Che cosa è in gioco con i referendum del 12 e 13 giugno?

Le televisioni ci raccontano di ardite sperimentazioni scientifiche su cui
pontificano scienziati, moralisti e sacerdoti. Secondo noi invece è in
gioco la libertà di donne e uomini di decidere delle proprie scelte di vita
e riproduttive. Queste scelte riguardano la vita di tutti e non intendiamo
delegarle ne' ai tecnici ne' ai detentori della morale. E' in gioco anche
il nostro desiderio di essere padri, il nostro modo di esserlo, i nostri
progetti di vita.
Crediamo che gli uomini debbano partire dalla parzialità della propria
esperienza senza nascondersi dietro la neutralità di un discorso,
scientifico, ideologico o religioso, che si fa "universale" e si
costituisce in "norma". Partiamo da qui per aprire un confronto tra uomini
e con le donne sui temi della genitorialità e sul ruolo dei due sessi nelle
scelte che ci riguardano, ascoltando i conflitti e le domande che ci pone,
e scoprendo quali opportunità ci apre. Ci interessa interrogare le
esperienze di ognuno/a, oltre le polarizzazioni tra libertà della scienza e
sua regolamentazione, tra desiderio di genitorialità e modelli morali
vincolanti, tra laicità dello stato e scelte etiche.
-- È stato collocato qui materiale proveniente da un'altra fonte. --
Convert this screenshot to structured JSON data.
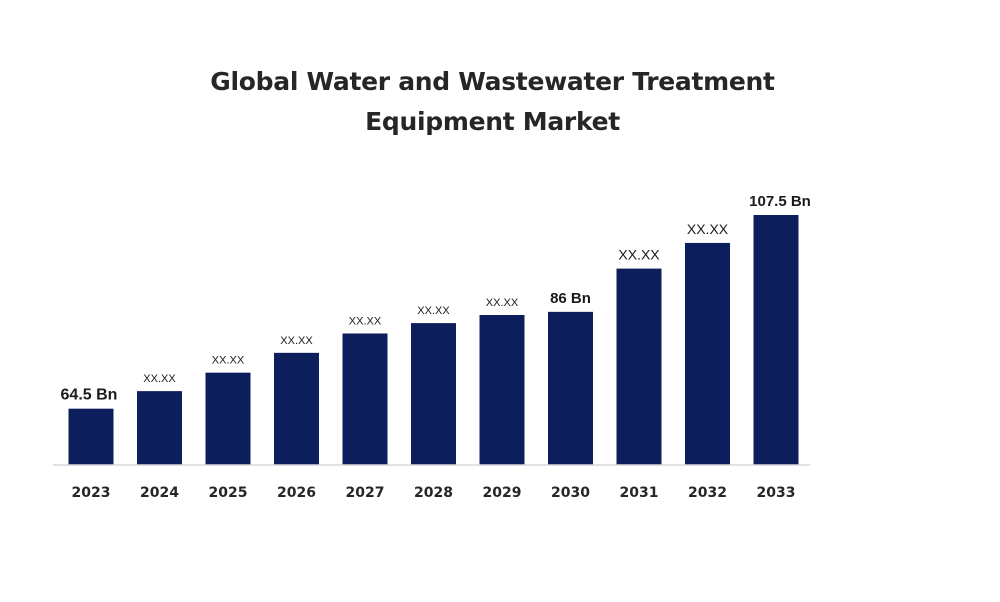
{
  "chart_data": {
    "type": "bar",
    "title_line1": "Global Water and Wastewater Treatment",
    "title_line2": "Equipment Market",
    "xlabel": "",
    "ylabel": "",
    "categories": [
      "2023",
      "2024",
      "2025",
      "2026",
      "2027",
      "2028",
      "2029",
      "2030",
      "2031",
      "2032",
      "2033"
    ],
    "values": [
      64.5,
      68.4,
      72.5,
      76.9,
      81.2,
      83.5,
      85.3,
      86,
      95.6,
      101.3,
      107.5
    ],
    "data_labels": [
      "64.5 Bn",
      "XX.XX",
      "XX.XX",
      "XX.XX",
      "XX.XX",
      "XX.XX",
      "XX.XX",
      "86 Bn",
      "XX.XX",
      "XX.XX",
      "107.5 Bn"
    ],
    "ylim": [
      52,
      110
    ],
    "grid": false,
    "legend": "none",
    "colors": {
      "bar": "#0c1f5c",
      "title": "#262626",
      "axis": "#d9d9d9"
    }
  }
}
Desideriamo una relazione tra i generi che si misuri criticamente con le
aspirazioni e i desideri di ciascuno/a e con le fantasie di onnipotenza, le
torsioni della libertà in autosufficienza, le promesse tecnologiche di
reinvenzione dei corpi. Una relazione che chiede uno spazio vero tra la
prima parola e l'ultima che le donne debbono continuare ad avere sulle
scelte che riguardano la loro possibilità di generare un essere altro da
sé. Ancora una volta, il corpo delle donne è considerato un bene di
interesse pubblico su cui "la società" deve legiferare nel nome di un
supposto interesse superiore, neutro e trascendente.
Respingiamo una concezione secondo cui la libertà dell'uomo, per crescere,
deve limitare, negare, ostacolare la libertà della donna. Non siamo
disponibili a progetti di "rivincita" del maschio. Questa cultura maschile
non ci rappresenta come uomini.  Siamo convinti che la libertà delle donne
è condizione essenziale della nostra stessa libertà di uomini.
Vogliamo affrancarci da una complicità con politiche che tendono a imporre
per legge limiti all'autonomia e alla libertà delle donne. La volontà di
dettar legge, nel campo della sfera più intima delle relazioni umane, da
parte di un gruppo di maschi celibi (la gerarchia cattolica) ci appare
intollerabile. Essi giocano sull'ignoranza e sulla soggezione tradizionale
di tanti/e nei confronti del clero, agitando in modo strumentale le
questioni della clonazione, dell'eugenetica, della selezione razziale, per
mascherare la volontà patriarcale di dominare sui corpi e le coscienze.
Non è nella legge (nel potere, nel ruolo di capofamiglia, nel
riconoscimento normativo di poter dire la propria sulle scelte delle donne)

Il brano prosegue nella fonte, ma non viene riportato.